Grammar All of a Sudden vs. All of the Sudden: Which Version Is Grammatically Correct? |
The Blue Book of Grammar and Punctuation

All of a Sudden vs. All of the Sudden: Which Version Is Grammatically Correct?

When you want to describe something that took place in an instant, should you say all of a sudden or all of the sudden? Which is grammatically correct?

This is a common question. The two variations look and sound alike and are often used interchangeably by native English writers and speakers. In fact, there may be some people who might not realize there is any difference between the two phrasings at all.

There is a clear answer, however, which we will describe in today’s post.

The Correct Choice Between All of a Sudden and All of the Sudden

If you want to be grammatically correct, the version to choose is all of a sudden. In other words, the “a” in the phrase is the right one; “the” is not.

With that established, let’s further consider the context. When you say or write all of a sudden, you are describing something that seemed to happen in an instant unexpectedly.


I was trying to fold some laundry when all of a sudden my cat jumped on my back.

Jamie found herself single again all of a sudden after starting to think she’d found someone steady.

All of a sudden, hail and lightning rolled in from nowhere and turned our pleasant picnic into chaos.

You’ll notice that in each instance something quick and unexpected has taken place. That’s the type of situation this phrasing is made to describe.

Why So Many People Say “All of the Sudden”

Although grammar sources (such as this one) point out the correct usage of all of a sudden, you may still come across people who use the wrong version of the phrase, especially when speaking.

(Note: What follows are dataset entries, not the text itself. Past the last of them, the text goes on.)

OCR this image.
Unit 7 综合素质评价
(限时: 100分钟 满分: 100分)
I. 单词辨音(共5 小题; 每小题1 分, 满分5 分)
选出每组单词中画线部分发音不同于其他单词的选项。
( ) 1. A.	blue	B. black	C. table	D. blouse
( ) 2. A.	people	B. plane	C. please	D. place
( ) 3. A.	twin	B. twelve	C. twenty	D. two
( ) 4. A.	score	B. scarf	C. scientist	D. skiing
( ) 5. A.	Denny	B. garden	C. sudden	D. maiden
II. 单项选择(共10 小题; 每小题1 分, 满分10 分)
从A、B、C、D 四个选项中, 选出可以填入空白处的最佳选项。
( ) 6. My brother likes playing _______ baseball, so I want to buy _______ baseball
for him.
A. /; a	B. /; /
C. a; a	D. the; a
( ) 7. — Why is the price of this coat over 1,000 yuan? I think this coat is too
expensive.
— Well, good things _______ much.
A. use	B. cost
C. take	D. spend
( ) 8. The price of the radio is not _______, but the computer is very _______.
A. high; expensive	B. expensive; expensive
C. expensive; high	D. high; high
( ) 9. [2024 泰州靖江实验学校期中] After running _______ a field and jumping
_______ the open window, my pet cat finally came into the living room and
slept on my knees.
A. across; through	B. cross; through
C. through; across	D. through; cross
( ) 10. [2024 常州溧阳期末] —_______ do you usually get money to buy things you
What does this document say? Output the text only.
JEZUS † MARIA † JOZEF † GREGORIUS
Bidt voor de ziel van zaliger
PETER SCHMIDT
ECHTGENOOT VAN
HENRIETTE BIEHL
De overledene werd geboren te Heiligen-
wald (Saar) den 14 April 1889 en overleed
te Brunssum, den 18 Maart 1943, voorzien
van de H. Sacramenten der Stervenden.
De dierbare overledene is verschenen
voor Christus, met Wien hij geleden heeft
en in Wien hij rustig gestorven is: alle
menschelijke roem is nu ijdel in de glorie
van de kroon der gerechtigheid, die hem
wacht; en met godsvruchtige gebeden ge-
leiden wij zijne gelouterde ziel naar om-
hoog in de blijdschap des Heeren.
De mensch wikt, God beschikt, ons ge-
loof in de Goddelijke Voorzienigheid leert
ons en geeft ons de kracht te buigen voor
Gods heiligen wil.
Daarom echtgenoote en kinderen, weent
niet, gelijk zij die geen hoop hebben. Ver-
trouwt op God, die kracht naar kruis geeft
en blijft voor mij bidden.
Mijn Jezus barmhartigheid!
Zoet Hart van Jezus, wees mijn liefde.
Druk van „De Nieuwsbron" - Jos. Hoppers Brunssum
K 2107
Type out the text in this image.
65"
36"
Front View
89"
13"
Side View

That’s because “all of the sudden” is very close in pronunciation and may in fact be easier for some to say out loud. It’s also true that many have heard this incorrect usage from others and are unwittingly passing it along.

This can be common in English, as well as with any other living language. Because of regional differences in spelling, pronunciation, or idioms, it’s easy for spellings and versions of words that are almost correct to gain popularity.

Your mission as a precise and eloquent communicator, however, is to be accurate as opposed to nearly so. In this way, you ensure that others properly understand you while you reinforce correct usage that can continue because of you.